Total Tayangan Halaman

Sabtu, 24 Mei 2014

Roh

warning! ini cuma lanturanku, tidak tertata secara struktural dan tidak peduli kalau ada yang tidak setuju. meskipun kalau mau menyampaikan sangkalan juga silahkan


merindukanku? 
terimakasih.

sebenarnya aku pun ingin blog ini rutin menambah muatan baru, entah apapun wujudnya. 
lalu kenapa aku jarang update? 

inspirasi?
ah tai. olah saja apa yang ada, campurkan, tak perlu inspirasi yang hebat untuk membuat sebuah karya.
waktu?
kau pikir aku sibuk? kegiatanku sekarang cuma klusutan di kamar sembari chat bersama teman-temanku membicarakan cemilan ringan.

mood, iya, mood yang bagiku susah di kontrol. dan entah kenapa mood belakanan ini tidak menyenangkan.
jadi aku masih kekeuh kalau ditanya kenapa jarang update, kujawab "CREWET, AKU LAGI GA MOOD!"
*****


sebenarnya aku waktu lalu sedang serius membuat versi komik dari cerpen "minta hidup". dan sialnya, terhenti ketika sudah mencapai adegan klimaksnya, yaitu ketika tokoh utamanya membakar rumah yang berisi orangtuanya.

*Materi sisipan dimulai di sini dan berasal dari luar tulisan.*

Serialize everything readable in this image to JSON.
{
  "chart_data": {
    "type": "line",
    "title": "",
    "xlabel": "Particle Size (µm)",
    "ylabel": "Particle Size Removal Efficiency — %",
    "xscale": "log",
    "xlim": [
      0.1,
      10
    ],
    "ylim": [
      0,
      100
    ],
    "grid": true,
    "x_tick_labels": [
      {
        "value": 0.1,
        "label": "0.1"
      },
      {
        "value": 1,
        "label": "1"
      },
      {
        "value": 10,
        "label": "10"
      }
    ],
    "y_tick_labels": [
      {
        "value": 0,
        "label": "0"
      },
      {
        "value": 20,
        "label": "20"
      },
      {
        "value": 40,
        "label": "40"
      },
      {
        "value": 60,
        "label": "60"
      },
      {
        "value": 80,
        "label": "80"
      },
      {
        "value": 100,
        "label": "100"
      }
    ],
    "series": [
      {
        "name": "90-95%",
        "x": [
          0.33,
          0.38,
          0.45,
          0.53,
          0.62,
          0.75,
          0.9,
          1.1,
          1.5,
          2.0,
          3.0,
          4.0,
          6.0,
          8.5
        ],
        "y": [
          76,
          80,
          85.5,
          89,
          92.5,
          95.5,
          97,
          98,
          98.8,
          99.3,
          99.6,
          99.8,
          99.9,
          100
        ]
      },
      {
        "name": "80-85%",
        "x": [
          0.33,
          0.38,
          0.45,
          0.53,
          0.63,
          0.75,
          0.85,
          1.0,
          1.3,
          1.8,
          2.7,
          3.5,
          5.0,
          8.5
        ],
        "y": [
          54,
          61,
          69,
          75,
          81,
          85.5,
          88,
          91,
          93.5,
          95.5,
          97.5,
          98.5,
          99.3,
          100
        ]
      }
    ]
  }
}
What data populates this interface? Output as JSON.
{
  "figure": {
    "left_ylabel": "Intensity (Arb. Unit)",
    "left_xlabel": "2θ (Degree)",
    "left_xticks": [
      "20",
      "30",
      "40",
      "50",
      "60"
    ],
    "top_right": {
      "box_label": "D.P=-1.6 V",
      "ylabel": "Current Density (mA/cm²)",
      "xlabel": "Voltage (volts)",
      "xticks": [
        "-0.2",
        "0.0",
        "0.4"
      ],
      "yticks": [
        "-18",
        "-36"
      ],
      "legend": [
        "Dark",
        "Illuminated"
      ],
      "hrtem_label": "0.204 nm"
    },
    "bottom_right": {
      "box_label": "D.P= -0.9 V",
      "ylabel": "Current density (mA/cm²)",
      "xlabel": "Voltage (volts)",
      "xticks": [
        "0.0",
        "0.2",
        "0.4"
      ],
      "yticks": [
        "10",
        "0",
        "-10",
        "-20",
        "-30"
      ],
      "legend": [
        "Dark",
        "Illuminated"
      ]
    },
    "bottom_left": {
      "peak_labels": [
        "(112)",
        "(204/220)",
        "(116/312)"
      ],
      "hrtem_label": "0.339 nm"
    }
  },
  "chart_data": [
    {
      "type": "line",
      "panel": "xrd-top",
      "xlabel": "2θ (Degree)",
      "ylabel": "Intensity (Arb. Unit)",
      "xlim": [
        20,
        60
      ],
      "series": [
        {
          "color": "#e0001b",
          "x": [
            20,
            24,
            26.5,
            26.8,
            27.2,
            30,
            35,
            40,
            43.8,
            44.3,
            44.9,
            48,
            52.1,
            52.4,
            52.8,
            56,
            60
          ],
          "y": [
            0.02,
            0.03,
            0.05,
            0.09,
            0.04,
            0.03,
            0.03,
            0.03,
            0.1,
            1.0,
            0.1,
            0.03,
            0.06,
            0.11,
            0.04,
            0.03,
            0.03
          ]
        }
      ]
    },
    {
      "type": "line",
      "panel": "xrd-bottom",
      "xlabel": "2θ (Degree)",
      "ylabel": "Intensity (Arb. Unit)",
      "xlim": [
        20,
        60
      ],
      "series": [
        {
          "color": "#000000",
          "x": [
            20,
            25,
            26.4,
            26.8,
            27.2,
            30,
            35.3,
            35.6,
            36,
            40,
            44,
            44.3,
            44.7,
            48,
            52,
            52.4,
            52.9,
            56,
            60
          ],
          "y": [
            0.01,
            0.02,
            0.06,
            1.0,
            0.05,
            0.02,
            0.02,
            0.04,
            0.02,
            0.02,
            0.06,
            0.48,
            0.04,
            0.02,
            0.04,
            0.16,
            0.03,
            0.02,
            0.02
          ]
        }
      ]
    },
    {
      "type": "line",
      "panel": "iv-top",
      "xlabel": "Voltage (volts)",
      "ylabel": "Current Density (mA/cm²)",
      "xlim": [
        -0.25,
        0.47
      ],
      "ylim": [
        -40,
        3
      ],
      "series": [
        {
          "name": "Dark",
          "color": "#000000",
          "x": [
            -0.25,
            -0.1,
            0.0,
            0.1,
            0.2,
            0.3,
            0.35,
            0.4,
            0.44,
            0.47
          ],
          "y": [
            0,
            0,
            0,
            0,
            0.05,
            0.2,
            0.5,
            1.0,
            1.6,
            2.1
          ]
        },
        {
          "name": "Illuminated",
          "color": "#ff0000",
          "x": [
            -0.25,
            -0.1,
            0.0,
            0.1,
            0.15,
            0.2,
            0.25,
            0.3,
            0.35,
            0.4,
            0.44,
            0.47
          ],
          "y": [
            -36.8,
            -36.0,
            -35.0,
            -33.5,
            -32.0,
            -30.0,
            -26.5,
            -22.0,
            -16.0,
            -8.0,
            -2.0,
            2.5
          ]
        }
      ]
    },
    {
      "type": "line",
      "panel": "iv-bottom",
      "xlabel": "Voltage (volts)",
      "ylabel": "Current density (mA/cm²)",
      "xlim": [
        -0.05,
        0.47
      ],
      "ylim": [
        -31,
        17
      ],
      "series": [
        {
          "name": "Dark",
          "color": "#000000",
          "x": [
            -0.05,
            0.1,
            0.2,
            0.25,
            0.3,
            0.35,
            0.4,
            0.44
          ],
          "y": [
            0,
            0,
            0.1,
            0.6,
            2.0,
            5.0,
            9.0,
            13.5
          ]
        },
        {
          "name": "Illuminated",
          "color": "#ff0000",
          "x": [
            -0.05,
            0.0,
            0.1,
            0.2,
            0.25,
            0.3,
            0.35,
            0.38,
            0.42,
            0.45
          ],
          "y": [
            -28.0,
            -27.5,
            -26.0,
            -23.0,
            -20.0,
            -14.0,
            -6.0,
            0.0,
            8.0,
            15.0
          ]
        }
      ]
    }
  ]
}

sebenarnya bisa saja kupaksakan mood ku untuk menyelesaikannya, toh paling cuma kurang 5 halaman. tapi ga semudah itu.

aku bukan tipe orang yang menggambar sejadinya, entah tujuanku untuk pamer kemampuan atau menampar orang atau mendapat jeruk atau mengejar popularitas. 

banyak tersebar kan di jejaring, komik- komik yang terkesan garing dan hanya dibaca sambil lalu, semacam jika itu dicetak dan dibaikan, orang hanya akan melihat sepintas lalu membuangnya.

bukaan.. aku ga bilang gambar- gambar itu jelek, banyak diantaranya malah sangat rapi. tapi ada satu hal yang menurutku hilang,

ruh

iya, bagiku, karya yang patut dihargai bukanlah karya yang mendetil, menang lomba, dijual mahal, ataupun takaran lain semacam itu, tapi ada tidaknya ruh dibalik karya itu. duh, aku pun susah menggambarkannya. jadi gini. 

ketika sebuah karya, dalam hal ini berupa gambar/komik, kadang ada yang ketika kita melihatnya, seakan- akan mata kita tidak mau lepas, ingin terus melihat, mempelajari tiap goresannya. bagiku, itu tanda sebuah karya memiliki ruh.

tidak peduli seberantakan apapun gambarnya, ketika si pembuat ketika dalam mengerjakan karyanya ia menyisipkan ruh dalam setiap goresannya, karya itu, setidaknya bagiku, jauh lebih berharga daripada yang digarap secara digital, serapi mungkin, menggunakan warna warni penuh gradasi ala komik- komik yang sudah terkenal.

sebagai contoh, komik lokal berjudul "Ken Arok : Kutukan Keris Empu Gondrong" karya Sigit Susigit terbitan Mejikuhibiniu Publisher tahun 2010, jika dilihat gambarnya (sori lho, lik sigit), ambyar! goresan goresan yang kasar maupun wajah karakter yang baru pindah panel saja sudah tidak mirip akan menjadi apa yang kalian lihat ketika membacanya. tapi ketika aku membacanya, ada sesuatu yang menahanku untuk tidak melepaskan mataku dari buku ini.

saya dan author komik jayus (bukan ahok) dalam acara sarasehan hari kemerdekaan. saya bukan sebagai MC dan beliau bukan sebagai pembicara


(btw kalo ada yang minat sama komiknya bisa beli di sini, mungkin. http://www.tokopedia.com/bakoelboekoe/komik-ken-arok-kutukan-keris-empu-gondrong-sebuah-novel-grafis)

sementara itu, ketika aku membaca komik lain secara online (ga mau sebut nama yeyeyeye) yang penggarapannya penuh rasa bangga oleh si penciptanya, olehku cuma, meh, basi. cuma kulihat sebentar dan enggan menyeriusi. mau itu digarap secara canggih, bagiku luweh

lantas apa komik- komikku memiliki ruh? kupikir iya. setidaknya teman- teman yang kutanya mengiyakannya. dan caraku memasukan ruh itu adalah aku merasa aku benar- benar ada di cerita itu, dan mengalami semua kejadiannya. setiap goresan yang kutoreh aku merasa terbawa dalam prosesnya. dan justru karena itulah, akhirnya pembicaraan ngalor ngidul daritadi kembali ke topik awal, aku tidak bisa menyelesaikan komikku yg ini, karena kau pikir aku tega membakar bapakku?